Por Yoisi Moguel
MÉRIDA, Yucatán, 20 de abril de 2026.— En un paso clave para transformar el panorama habitacional del sureste, la Comisión Nacional del Agua (Conagua) y la Comisión Nacional de Vivienda (Conavi) consolidaron una alianza estratégica para garantizar que cada nuevo hogar en Yucatán cuente con acceso sostenible al agua, como parte del programa Vivienda para el Bienestar 2026.
Agua, eje central del desarrollo habitacional
La colaboración marca el arranque formal de una política pública que prioriza la justicia social y el desarrollo técnico responsable, colocando al recurso hídrico como componente esencial en la planeación urbana.
Más allá de la edificación de viviendas, el acuerdo se centra en la creación de una infraestructura invisible pero fundamental, que permita asegurar el abastecimiento y manejo adecuado del agua en cada desarrollo.
En este esquema, la Conagua funge como acompañante técnico especializado, encargado de garantizar la certeza jurídica y operativa de los proyectos habitacionales.
Esto incluye la gestión de concesiones de aguas nacionales, la evaluación de la disponibilidad hídrica y la regulación del uso del recurso, evitando que el crecimiento urbano comprometa los ecosistemas locales.

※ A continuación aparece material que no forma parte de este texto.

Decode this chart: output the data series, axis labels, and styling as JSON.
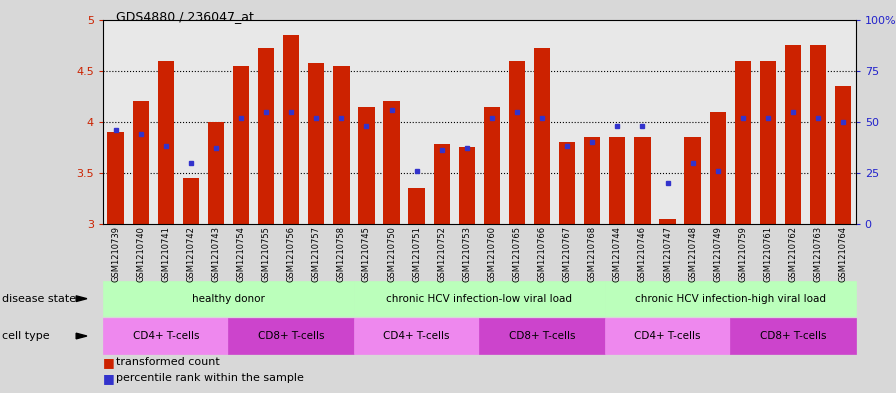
{
  "title": "GDS4880 / 236047_at",
  "samples": [
    "GSM1210739",
    "GSM1210740",
    "GSM1210741",
    "GSM1210742",
    "GSM1210743",
    "GSM1210754",
    "GSM1210755",
    "GSM1210756",
    "GSM1210757",
    "GSM1210758",
    "GSM1210745",
    "GSM1210750",
    "GSM1210751",
    "GSM1210752",
    "GSM1210753",
    "GSM1210760",
    "GSM1210765",
    "GSM1210766",
    "GSM1210767",
    "GSM1210768",
    "GSM1210744",
    "GSM1210746",
    "GSM1210747",
    "GSM1210748",
    "GSM1210749",
    "GSM1210759",
    "GSM1210761",
    "GSM1210762",
    "GSM1210763",
    "GSM1210764"
  ],
  "bar_heights": [
    3.9,
    4.2,
    4.6,
    3.45,
    4.0,
    4.55,
    4.72,
    4.85,
    4.58,
    4.55,
    4.15,
    4.2,
    3.35,
    3.78,
    3.75,
    4.15,
    4.6,
    4.72,
    3.8,
    3.85,
    3.85,
    3.85,
    3.05,
    3.85,
    4.1,
    4.6,
    4.6,
    4.75,
    4.75,
    4.35
  ],
  "percentile_values": [
    46,
    44,
    38,
    30,
    37,
    52,
    55,
    55,
    52,
    52,
    48,
    56,
    26,
    36,
    37,
    52,
    55,
    52,
    38,
    40,
    48,
    48,
    20,
    30,
    26,
    52,
    52,
    55,
    52,
    50
  ],
  "ylim_low": 3.0,
  "ylim_high": 5.0,
  "yticks": [
    3.0,
    3.5,
    4.0,
    4.5,
    5.0
  ],
  "ytick_labels": [
    "3",
    "3.5",
    "4",
    "4.5",
    "5"
  ],
  "right_yticks": [
    0,
    25,
    50,
    75,
    100
  ],
  "right_ytick_labels": [
    "0",
    "25",
    "50",
    "75",
    "100%"
  ],
  "bar_color": "#cc2200",
  "dot_color": "#3333cc",
  "plot_bg_color": "#e8e8e8",
  "fig_bg_color": "#d8d8d8",
  "disease_groups": [
    {
      "label": "healthy donor",
      "start": 0,
      "end": 9
    },
    {
      "label": "chronic HCV infection-low viral load",
      "start": 10,
      "end": 19
    },
    {
      "label": "chronic HCV infection-high viral load",
      "start": 20,
      "end": 29
    }
  ],
  "disease_row_color": "#bbffbb",
  "cell_type_groups": [
    {
      "label": "CD4+ T-cells",
      "start": 0,
      "end": 4
    },
    {
      "label": "CD8+ T-cells",
      "start": 5,
      "end": 9
    },
    {
      "label": "CD4+ T-cells",
      "start": 10,
      "end": 14
    },
    {
      "label": "CD8+ T-cells",
      "start": 15,
      "end": 19
    },
    {
      "label": "CD4+ T-cells",
      "start": 20,
      "end": 24
    },
    {
      "label": "CD8+ T-cells",
      "start": 25,
      "end": 29
    }
  ],
  "cd4_color": "#ee88ee",
  "cd8_color": "#cc44cc",
  "disease_state_label": "disease state",
  "cell_type_label": "cell type"
}
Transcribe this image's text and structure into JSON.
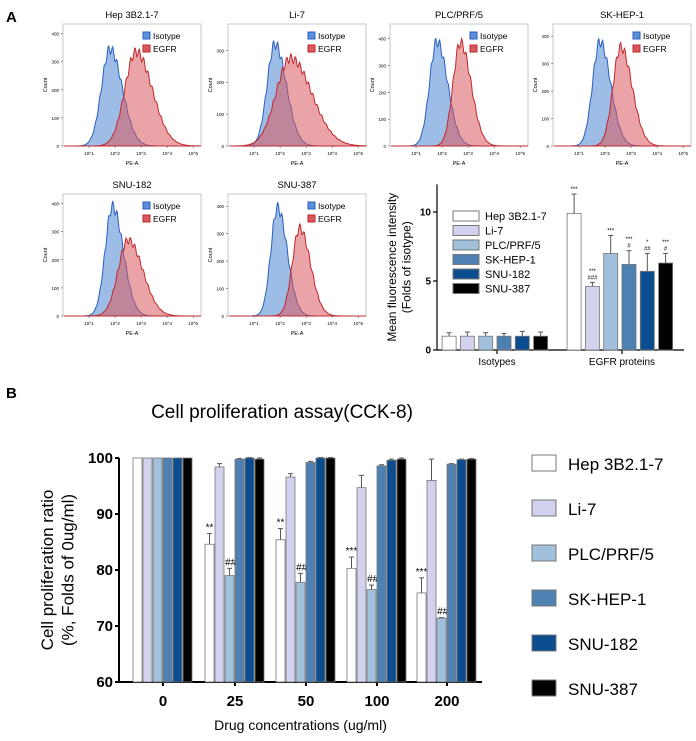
{
  "panel_labels": {
    "a": "A",
    "b": "B"
  },
  "colors": {
    "series": [
      "#ffffff",
      "#d2d2ef",
      "#a0c0dc",
      "#4e80b2",
      "#0b4d8e",
      "#000000"
    ],
    "isotype": "#5b8fd6",
    "egfr": "#d9585c"
  },
  "chart_data": [
    {
      "type": "histogram",
      "panel": "A",
      "xlabel": "PE-A",
      "ylabel": "Count",
      "x_ticks": [
        "10^1",
        "10^2",
        "10^3",
        "10^4",
        "10^5"
      ],
      "x_scale": "log",
      "legend": [
        "Isotype",
        "EGFR"
      ],
      "legend_position": "top-right",
      "plots": [
        {
          "title": "Hep 3B2.1-7",
          "yticks": [
            0,
            100,
            200,
            300,
            400
          ],
          "ymax": 420,
          "isotype": {
            "peak_log10": 1.8,
            "spread": 0.38,
            "height": 345
          },
          "egfr": {
            "peak_log10": 2.8,
            "spread": 0.5,
            "height": 335
          }
        },
        {
          "title": "Li-7",
          "yticks": [
            0,
            100,
            200,
            300
          ],
          "ymax": 370,
          "isotype": {
            "peak_log10": 1.8,
            "spread": 0.35,
            "height": 320
          },
          "egfr": {
            "peak_log10": 2.4,
            "spread": 0.65,
            "height": 275
          }
        },
        {
          "title": "PLC/PRF/5",
          "yticks": [
            0,
            100,
            200,
            300,
            400
          ],
          "ymax": 440,
          "isotype": {
            "peak_log10": 1.8,
            "spread": 0.33,
            "height": 390
          },
          "egfr": {
            "peak_log10": 2.7,
            "spread": 0.33,
            "height": 385
          }
        },
        {
          "title": "SK-HEP-1",
          "yticks": [
            0,
            100,
            200,
            300,
            400
          ],
          "ymax": 430,
          "isotype": {
            "peak_log10": 1.8,
            "spread": 0.33,
            "height": 380
          },
          "egfr": {
            "peak_log10": 2.6,
            "spread": 0.35,
            "height": 360
          }
        },
        {
          "title": "SNU-182",
          "yticks": [
            0,
            100,
            200,
            300,
            400
          ],
          "ymax": 420,
          "isotype": {
            "peak_log10": 1.9,
            "spread": 0.33,
            "height": 390
          },
          "egfr": {
            "peak_log10": 2.5,
            "spread": 0.45,
            "height": 270
          }
        },
        {
          "title": "SNU-387",
          "yticks": [
            0,
            100,
            200,
            300,
            400
          ],
          "ymax": 430,
          "isotype": {
            "peak_log10": 1.9,
            "spread": 0.3,
            "height": 395
          },
          "egfr": {
            "peak_log10": 2.75,
            "spread": 0.33,
            "height": 320
          }
        }
      ]
    },
    {
      "type": "bar",
      "panel": "A",
      "ylabel": "Mean fluorescence intensity (Folds of isotype)",
      "ylabel_lines": [
        "Mean fluorescence intensity",
        "(Folds of isotype)"
      ],
      "ylim": [
        0,
        12
      ],
      "yticks": [
        0,
        5,
        10
      ],
      "categories": [
        "Isotypes",
        "EGFR proteins"
      ],
      "legend_position": "top-left",
      "series": [
        {
          "name": "Hep 3B2.1-7",
          "values": [
            1.0,
            9.9
          ],
          "errors": [
            0.25,
            1.4
          ],
          "annotations": [
            "",
            "***"
          ]
        },
        {
          "name": "Li-7",
          "values": [
            1.0,
            4.6
          ],
          "errors": [
            0.3,
            0.3
          ],
          "annotations": [
            "",
            "***\n###"
          ]
        },
        {
          "name": "PLC/PRF/5",
          "values": [
            1.0,
            7.0
          ],
          "errors": [
            0.25,
            1.3
          ],
          "annotations": [
            "",
            "***"
          ]
        },
        {
          "name": "SK-HEP-1",
          "values": [
            1.0,
            6.2
          ],
          "errors": [
            0.2,
            1.0
          ],
          "annotations": [
            "",
            "***\n#"
          ]
        },
        {
          "name": "SNU-182",
          "values": [
            1.0,
            5.7
          ],
          "errors": [
            0.35,
            1.3
          ],
          "annotations": [
            "",
            "*\n##"
          ]
        },
        {
          "name": "SNU-387",
          "values": [
            1.0,
            6.3
          ],
          "errors": [
            0.3,
            0.7
          ],
          "annotations": [
            "",
            "***\n#"
          ]
        }
      ]
    },
    {
      "type": "bar",
      "panel": "B",
      "title": "Cell proliferation assay(CCK-8)",
      "xlabel": "Drug concentrations (ug/ml)",
      "ylabel_lines": [
        "Cell proliferation ratio",
        "(%, Folds of 0ug/ml)"
      ],
      "ylim": [
        60,
        100
      ],
      "yticks": [
        60,
        70,
        80,
        90,
        100
      ],
      "categories": [
        "0",
        "25",
        "50",
        "100",
        "200"
      ],
      "legend_position": "right",
      "series": [
        {
          "name": "Hep 3B2.1-7",
          "values": [
            100,
            84.6,
            85.4,
            80.3,
            75.9
          ],
          "errors": [
            0,
            1.9,
            2.0,
            2.0,
            2.7
          ],
          "annotations": [
            "",
            "**",
            "**",
            "***",
            "***"
          ]
        },
        {
          "name": "Li-7",
          "values": [
            100,
            98.4,
            96.6,
            94.7,
            96.0
          ],
          "errors": [
            0,
            0.6,
            0.6,
            2.2,
            3.8
          ],
          "annotations": [
            "",
            "",
            "",
            "",
            ""
          ]
        },
        {
          "name": "PLC/PRF/5",
          "values": [
            100,
            79.0,
            77.8,
            76.5,
            71.4
          ],
          "errors": [
            0,
            1.3,
            1.6,
            0.8,
            0.1
          ],
          "annotations": [
            "",
            "###",
            "###",
            "###",
            "###"
          ]
        },
        {
          "name": "SK-HEP-1",
          "values": [
            100,
            99.8,
            99.2,
            98.6,
            98.9
          ],
          "errors": [
            0,
            0.1,
            0.2,
            0.2,
            0.1
          ],
          "annotations": [
            "",
            "",
            "",
            "",
            ""
          ]
        },
        {
          "name": "SNU-182",
          "values": [
            100,
            100,
            100,
            99.6,
            99.7
          ],
          "errors": [
            0,
            0.1,
            0.1,
            0.2,
            0.1
          ],
          "annotations": [
            "",
            "",
            "",
            "",
            ""
          ]
        },
        {
          "name": "SNU-387",
          "values": [
            100,
            99.8,
            100,
            99.8,
            99.8
          ],
          "errors": [
            0,
            0.2,
            0.1,
            0.2,
            0.1
          ],
          "annotations": [
            "",
            "",
            "",
            "",
            ""
          ]
        }
      ]
    }
  ]
}
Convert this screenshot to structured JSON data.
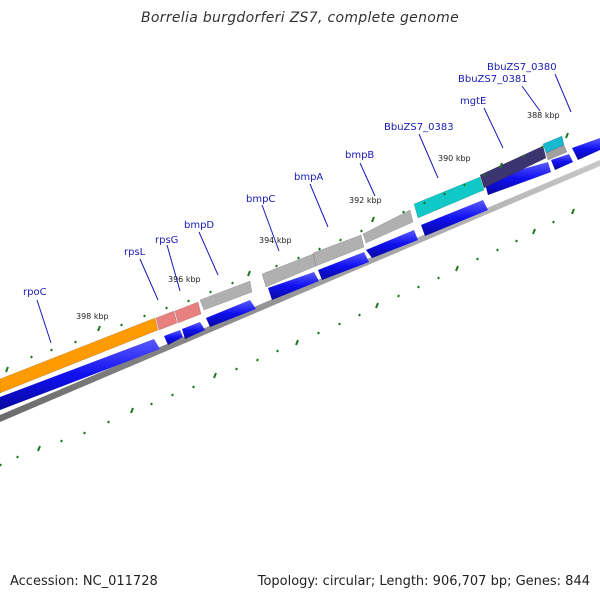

Prevención de riesgos y sostenibilidad
Bajo este nuevo estándar, la planeación hídrica se convierte en el eje rector para prevenir impactos ambientales y asegurar la viabilidad de largo plazo.
Los lineamientos permiten anticipar problemas como la sobreexplotación de acuíferos y la falta de sistemas adecuados de abastecimiento y saneamiento, alineando el desarrollo urbano con la capacidad real de los mantos freáticos.
Impacto social en sectores vulnerables
El programa tiene un enfoque prioritario en sectores históricamente vulnerables, con atención especial a familias de bajos ingresos, mujeres jefas de familia y personas adultas mayores.
A través de esquemas combinados de financiamiento y subsidio, se busca reducir el rezago habitacional y garantizar que la vivienda digna incluya servicios básicos eficientes, especialmente el acceso a agua segura y de calidad.
Yucatán como modelo de política pública integral
La coordinación entre ambas instituciones posiciona a Yucatán como un referente en la integración de planeación urbana y gestión hídrica.
Este modelo no solo asegura la viabilidad técnica de los desarrollos, sino que también brinda seguridad jurídica a los beneficiarios, consolidando un esquema donde el crecimiento poblacional y la preservación ambiental avanzan de manera conjunta.